Diese für den perfekten SED-Rechtswahrer konzipierte Dienstvorschrift ist der vorläufig letzte Versuch der Einheitspartei, die Restbestände »überholter bürgerlich-kapitalistischer Rechtsansichten« unter den Anwälten auszurotten. Ziel solcher vom DDR-Justizminister Hilde Benjamin eifrig geförderter Bestrebungen ist eine Anwaltschaft; die sich - nach sowjetischem Vorbild - nicht als Rechtsbeistand ihrer Mandanten, sondern als Erfüllungsgehilfe von Staat und Partei fühlt.

Um diesen Zustand möglichst rasch herbeizuführen, hatte das DDR-Justizministerium schon 1953 die Niederlassung privater Anwälte untersagt und die Gründung von Anwalts-Kollegien verfügt, in denen sich die noch frei tätigen Rechtsanwälte zusammenschließen sollten. Der Erfolg dieser Aktion war zunächst dürftig: Die Justizverwaltung der DDR sah sich aus Mangel an kollektivierungswilligen Advokaten genötigt, akademisch nicht vorgebildete »Volksrichter« vom Staatsdienst in die schwindsüchtigen Anwalts-Kollegien zu kommandieren.

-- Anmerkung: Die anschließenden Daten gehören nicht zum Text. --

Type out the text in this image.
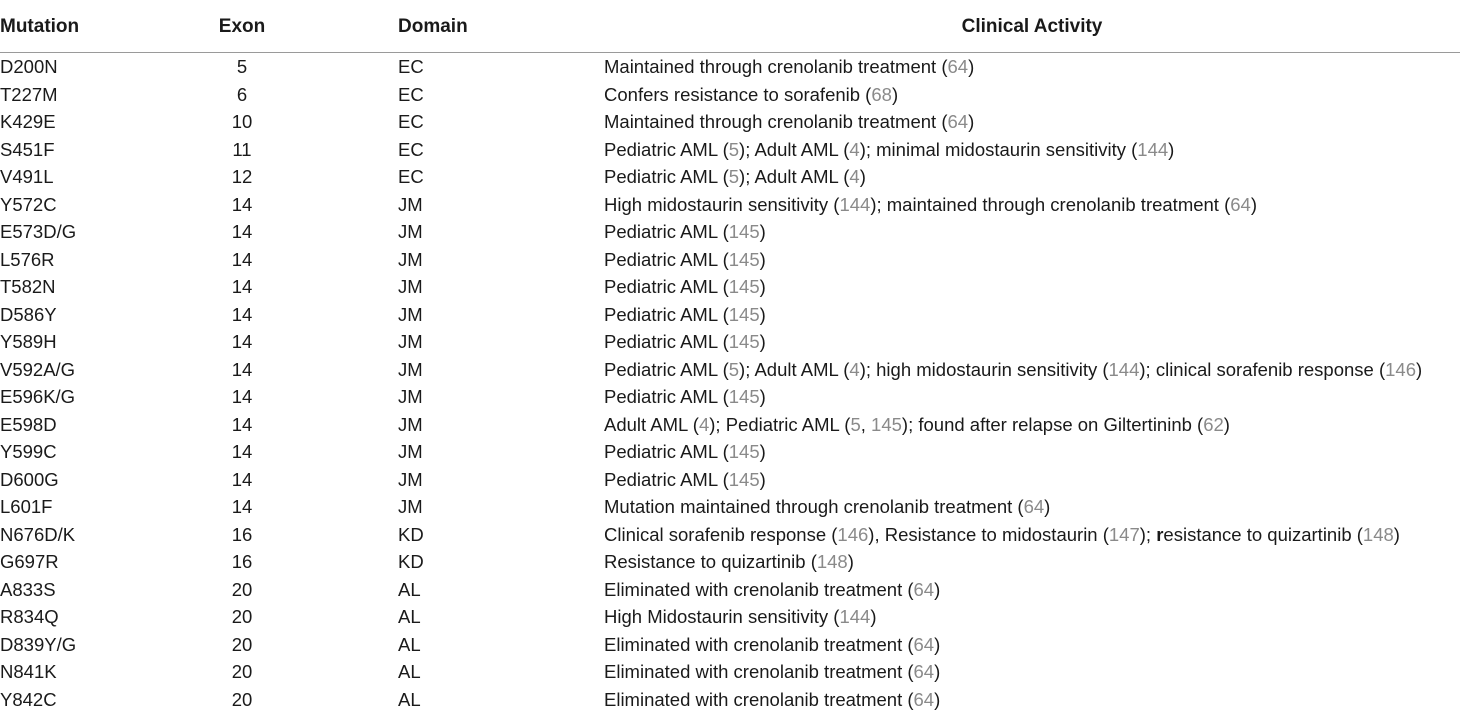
Mutation	Exon	Domain	Clinical Activity
D200N	5	EC	Maintained through crenolanib treatment (64)
T227M	6	EC	Confers resistance to sorafenib (68)
K429E	10	EC	Maintained through crenolanib treatment (64)
S451F	11	EC	Pediatric AML (5); Adult AML (4); minimal midostaurin sensitivity (144)
V491L	12	EC	Pediatric AML (5); Adult AML (4)
Y572C	14	JM	High midostaurin sensitivity (144); maintained through crenolanib treatment (64)
E573D/G	14	JM	Pediatric AML (145)
L576R	14	JM	Pediatric AML (145)
T582N	14	JM	Pediatric AML (145)
D586Y	14	JM	Pediatric AML (145)
Y589H	14	JM	Pediatric AML (145)
V592A/G	14	JM	Pediatric AML (5); Adult AML (4); high midostaurin sensitivity (144); clinical sorafenib response (146)
E596K/G	14	JM	Pediatric AML (145)
E598D	14	JM	Adult AML (4); Pediatric AML (5, 145); found after relapse on Giltertininb (62)
Y599C	14	JM	Pediatric AML (145)
D600G	14	JM	Pediatric AML (145)
L601F	14	JM	Mutation maintained through crenolanib treatment (64)
N676D/K	16	KD	Clinical sorafenib response (146), Resistance to midostaurin (147); resistance to quizartinib (148)
G697R	16	KD	Resistance to quizartinib (148)
A833S	20	AL	Eliminated with crenolanib treatment (64)
R834Q	20	AL	High Midostaurin sensitivity (144)
D839Y/G	20	AL	Eliminated with crenolanib treatment (64)
N841K	20	AL	Eliminated with crenolanib treatment (64)
Y842C	20	AL	Eliminated with crenolanib treatment (64)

Als auch dieses Unternehmen nicht zur erhofften Stärkung des »sozialistischen Sektors« der Rechtspflege führte, gingen die Justizfunktionäre dazu über, Universitäts-Absolventen ohne Umwege in die Kollegien zu lenken.

Die Abneigung gegenüber dem Eintritt in die Anwalts-Kollektive erklärt sich aus deren Konstruktion: Zwar arbeitet der Anwalt im Kollegium weiter auf seinem Fachgebiet und auf eigene Rechnung, doch hat er sich in seiner Tätigkeit nach den Anweisungen des Kollegiumsvorsitzenden zu richten, der in der Regel das Vertrauen der SED besitzt und seine Kollegen überwacht. Überdies haben sich die Kollegiumsmitglieder der Kontrolle der aus allen Vorsitzenden innerhalb der DDR gebildeten Zentralen Revisionskommission zu unterwerfen, die nicht nur den Bruch des Berufsgeheimnisses verlangen kann, sondern auch regelmäßig dem Justizministerium der Hilde Benjamin Bericht erstatten muß.

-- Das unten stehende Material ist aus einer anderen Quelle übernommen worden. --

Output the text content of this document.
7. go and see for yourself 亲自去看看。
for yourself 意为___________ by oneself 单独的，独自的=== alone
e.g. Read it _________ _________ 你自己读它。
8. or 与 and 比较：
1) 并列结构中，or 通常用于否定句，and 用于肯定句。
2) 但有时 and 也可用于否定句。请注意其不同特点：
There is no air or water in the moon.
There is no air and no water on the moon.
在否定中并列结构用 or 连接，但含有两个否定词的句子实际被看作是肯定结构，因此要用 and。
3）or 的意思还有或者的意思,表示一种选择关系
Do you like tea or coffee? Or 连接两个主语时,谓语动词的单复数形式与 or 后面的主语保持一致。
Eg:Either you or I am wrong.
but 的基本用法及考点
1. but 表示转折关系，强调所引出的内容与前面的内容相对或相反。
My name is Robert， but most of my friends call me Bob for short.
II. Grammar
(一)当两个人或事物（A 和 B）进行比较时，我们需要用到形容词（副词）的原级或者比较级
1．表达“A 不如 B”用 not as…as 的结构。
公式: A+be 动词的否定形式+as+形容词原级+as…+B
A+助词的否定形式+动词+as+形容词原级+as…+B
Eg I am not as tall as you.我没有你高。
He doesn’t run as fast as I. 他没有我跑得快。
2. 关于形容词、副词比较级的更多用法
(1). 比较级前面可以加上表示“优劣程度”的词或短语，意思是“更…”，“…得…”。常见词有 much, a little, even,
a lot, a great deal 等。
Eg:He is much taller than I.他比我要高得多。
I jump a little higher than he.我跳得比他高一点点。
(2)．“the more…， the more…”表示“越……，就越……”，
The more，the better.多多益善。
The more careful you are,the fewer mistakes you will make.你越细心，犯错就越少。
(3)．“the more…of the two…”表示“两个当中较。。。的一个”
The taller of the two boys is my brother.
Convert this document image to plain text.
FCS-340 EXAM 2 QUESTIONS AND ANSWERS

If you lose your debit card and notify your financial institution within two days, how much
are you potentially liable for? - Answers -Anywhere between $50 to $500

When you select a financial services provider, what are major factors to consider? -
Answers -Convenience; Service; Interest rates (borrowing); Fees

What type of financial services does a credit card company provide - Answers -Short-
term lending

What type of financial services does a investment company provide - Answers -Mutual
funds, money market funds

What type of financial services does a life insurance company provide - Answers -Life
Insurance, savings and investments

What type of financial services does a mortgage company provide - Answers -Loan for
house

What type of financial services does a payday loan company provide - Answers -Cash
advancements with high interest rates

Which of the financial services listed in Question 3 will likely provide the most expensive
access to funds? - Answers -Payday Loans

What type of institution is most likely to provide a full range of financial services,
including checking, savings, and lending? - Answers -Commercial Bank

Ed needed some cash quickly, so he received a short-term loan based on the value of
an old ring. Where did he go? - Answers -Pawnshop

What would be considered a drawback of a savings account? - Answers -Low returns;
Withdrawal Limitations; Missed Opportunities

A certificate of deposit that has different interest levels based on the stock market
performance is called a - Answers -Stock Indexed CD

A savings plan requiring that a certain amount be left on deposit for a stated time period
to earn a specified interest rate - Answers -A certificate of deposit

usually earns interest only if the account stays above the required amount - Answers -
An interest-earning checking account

Immerhin ist es der Einheitspartei inzwischen gelungen, das Zahlenverhältnis zugunsten der Kollektive zu verbessern: Gegenwärtig sind 60 Prozent aller in der DDR zugelassenen Anwälte Mitglieder von Kollegien.

Jedoch, die Justiz-Instruktoren der Partei sind damit nicht zufriedengestellt. Sie bestehen auch weiterhin auf der Forderung, alle Anwälte der DDR in Kollektiven zusammenzuschließen, und verlangen zudem

- die Verbesserung der »Kaderzusammensetzung« der Kollegien;

- einen Anwaltsnachwuchs, der sich eng »mit der Arbeiterklasse verbunden« zeigen und sich zu diesem Zweck durch Arbeit in der Produktion »qualifizieren« soll.

Zugleich unternehmen die kollektivfreudigen Justiz-Funktionäre alle Anstrengungen, um vor allem die Strafverteidiger, die mitunter immer noch Rückfälle in überholtes bürgerlich-kapitalistisches Berufsethos erleben, ideologisch zu festigen.

Grundlage dieser Erziehungsarbeit ist der - ideologisch begründete - Glaubenssatz, in der DDR sei der in kapitalistischen Ländern bestehende Widerspruch zwischen den Interessen des Individuums und denen der Gesellschaft aufgehoben. Mithin sei es für den Verteidiger überflüssig, den in einem Strafprozeß Angeklagten vor dem Staat in Schutz zu nehmen.

In diesem Sinne übernahm es die DDR-regierungsamtliche Zeitschrift »Neue Justiz«, den verstockten Anhängern überkommener Rechtsauffassungen die Aufgaben des Verteidigers zu erläutern:

»Demnach besteht ... (die) Funktion des in unserer Republik tätigen Verteidigers darin, die Interessen des Beschuldigten ... auf der Basis der Interessen der Gesellschaft zu wahren.« Dabei hat der Anwalt zu beachten, daß es nicht etwa seine Hauptaufgabe ist, Beschuldigungen zu widerlegen, »denn für den sozialistischen Strafprozeß ist ja die unbegründete Beschuldigung keineswegs charakteristisch«.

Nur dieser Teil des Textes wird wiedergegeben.